One of the earliest argument formats philosophy studied was the syllogism, in which two premises yield one conclusion. It could be argued all more complex arguments are made by chaining lots of syllogisms together, making the conclusion of one a premise of another. On this view, everything after the "atomic" premises is a conclusion obtained from them. (By atomic premises, I mean those that are never obtained as conclusions; there may be quite a few of these if we introduce more of them later.)

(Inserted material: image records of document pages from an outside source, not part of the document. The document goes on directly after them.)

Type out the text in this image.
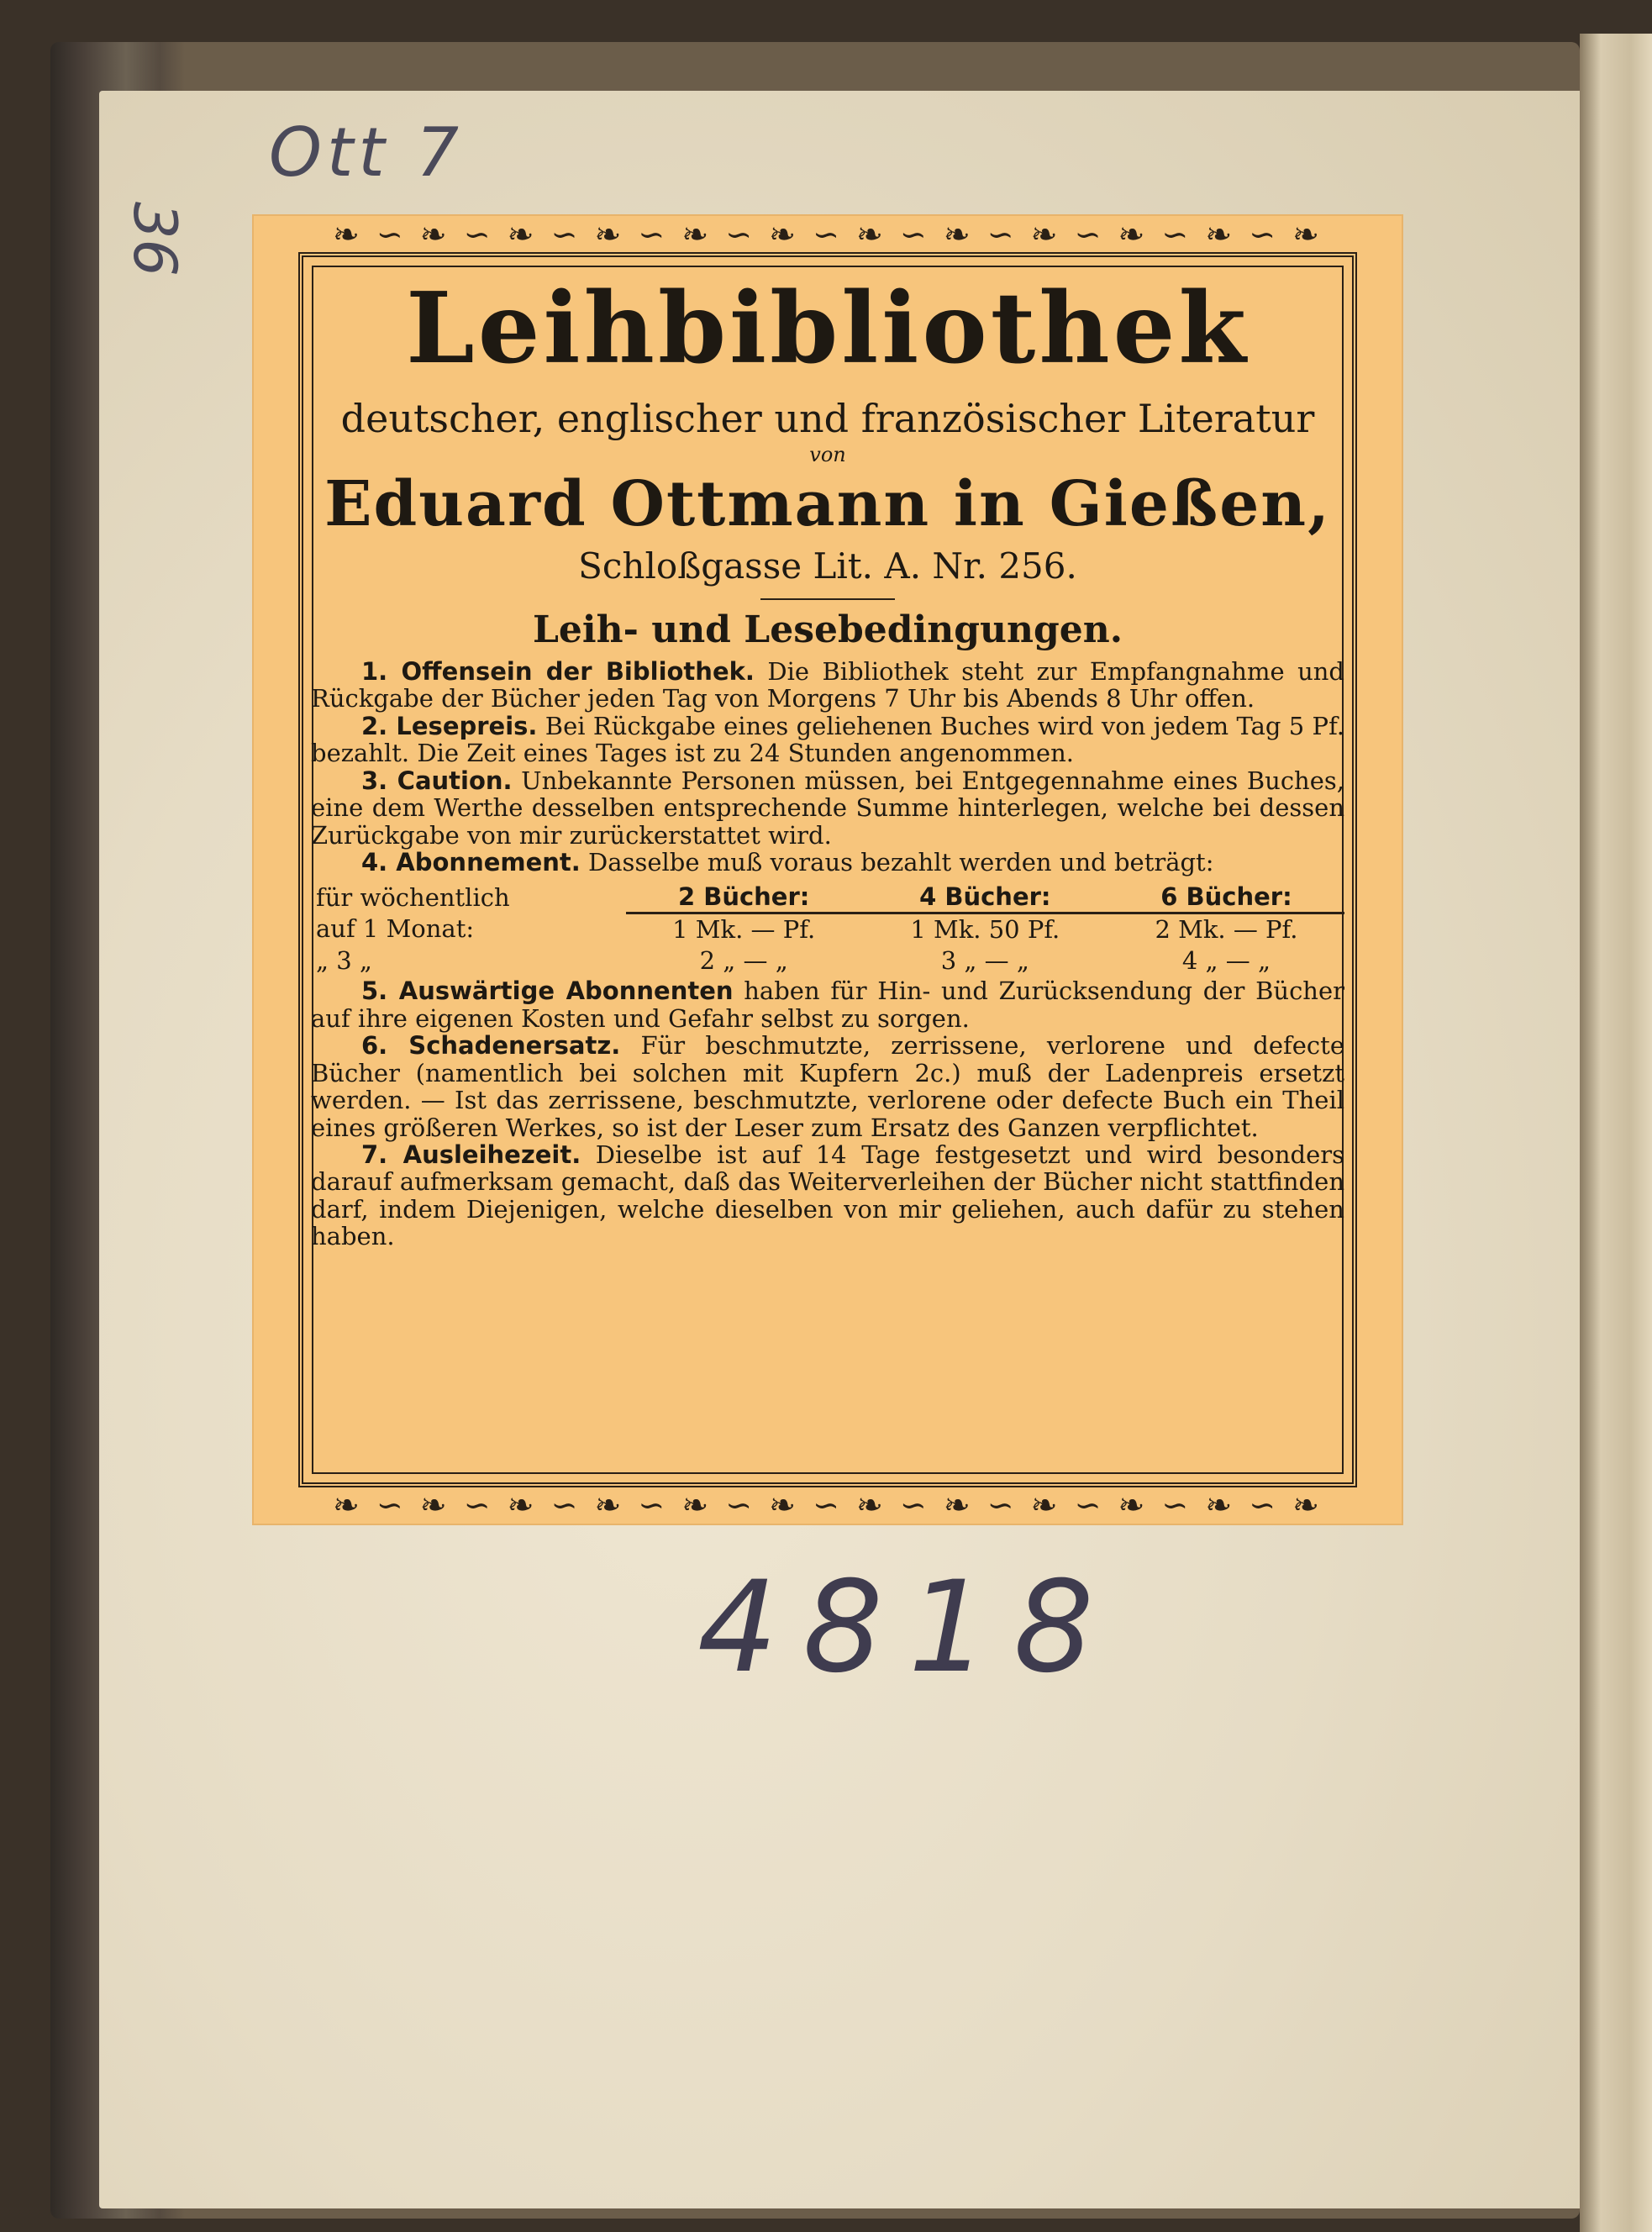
Ott 7
36	❧ ∽ ❧ ∽ ❧ ∽ ❧ ∽ ❧ ∽ ❧ ∽ ❧ ∽ ❧ ∽ ❧ ∽ ❧ ∽ ❧ ∽ ❧
❧ ∽ ❧ ∽ ❧ ∽ ❧ ∽ ❧ ∽ ❧ ∽ ❧ ∽ ❧ ∽ ❧ ∽ ❧ ∽ ❧ ∽ ❧
Leihbibliothek
deutscher, englischer und französischer Literatur
von
Eduard Ottmann in Gießen,
Schloßgasse Lit. A. Nr. 256.
Leih- und Lesebedingungen.

1. Offensein der Bibliothek. Die Bibliothek steht zur Empfangnahme und Rückgabe der Bücher jeden Tag von Morgens 7 Uhr bis Abends 8 Uhr offen.

2. Lesepreis. Bei Rückgabe eines geliehenen Buches wird von jedem Tag 5 Pf. bezahlt. Die Zeit eines Tages ist zu 24 Stunden angenommen.

3. Caution. Unbekannte Personen müssen, bei Entgegennahme eines Buches, eine dem Werthe desselben entsprechende Summe hinterlegen, welche bei dessen Zurückgabe von mir zurückerstattet wird.

4. Abonnement. Dasselbe muß voraus bezahlt werden und beträgt:

für wöchentlich	2 Bücher:	4 Bücher:	6 Bücher:
auf 1 Monat:	1 Mk. — Pf.	1 Mk. 50 Pf.	2 Mk. — Pf.
„ 3 „	2 „ — „	3 „ — „	4 „ — „

5. Auswärtige Abonnenten haben für Hin- und Zurücksendung der Bücher auf ihre eigenen Kosten und Gefahr selbst zu sorgen.

6. Schadenersatz. Für beschmutzte, zerrissene, verlorene und defecte Bücher (namentlich bei solchen mit Kupfern 2c.) muß der Ladenpreis ersetzt werden. — Ist das zerrissene, beschmutzte, verlorene oder defecte Buch ein Theil eines größeren Werkes, so ist der Leser zum Ersatz des Ganzen verpflichtet.

7. Ausleihezeit. Dieselbe ist auf 14 Tage festgesetzt und wird besonders darauf aufmerksam gemacht, daß das Weiterverleihen der Bücher nicht stattfinden darf, indem Diejenigen, welche dieselben von mir geliehen, auch dafür zu stehen haben.

4818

But how we write an argument is to an extent a matter of orthography. In principle, we can rearrange any argument to have one premise and one conclusion, as long as you admit the conjunction of finitely many statements "counts as" one statement. But we usually think of a long argument as having lots of premises and conclusions, most of them being a combination of the two as we go along. For example, if you read a mathematics textbook that leaves none of its claims' proofs unstated, you could treat the book as proving one conjunction of theorems from one conjunction of axioms, but you wouldn't. You would say, "here's a list of theorems, obtained from this list of axioms (not to mention this list of rules of inference)".
I'll mention one subtlety. Say you're studying a first-order theory with infinitely many axioms comprising a schema that can be summarised as one second-order statement, together with finitely many "standalone" axioms. (This is, for example, what Peano arithmetic & ZF set theory do in order to be first-order.) Then you can't collapse everything you're assuming into one first-order statement, nor everything you derive from it. So sometimes, the way we "count" statements gets into thorny technical aspects.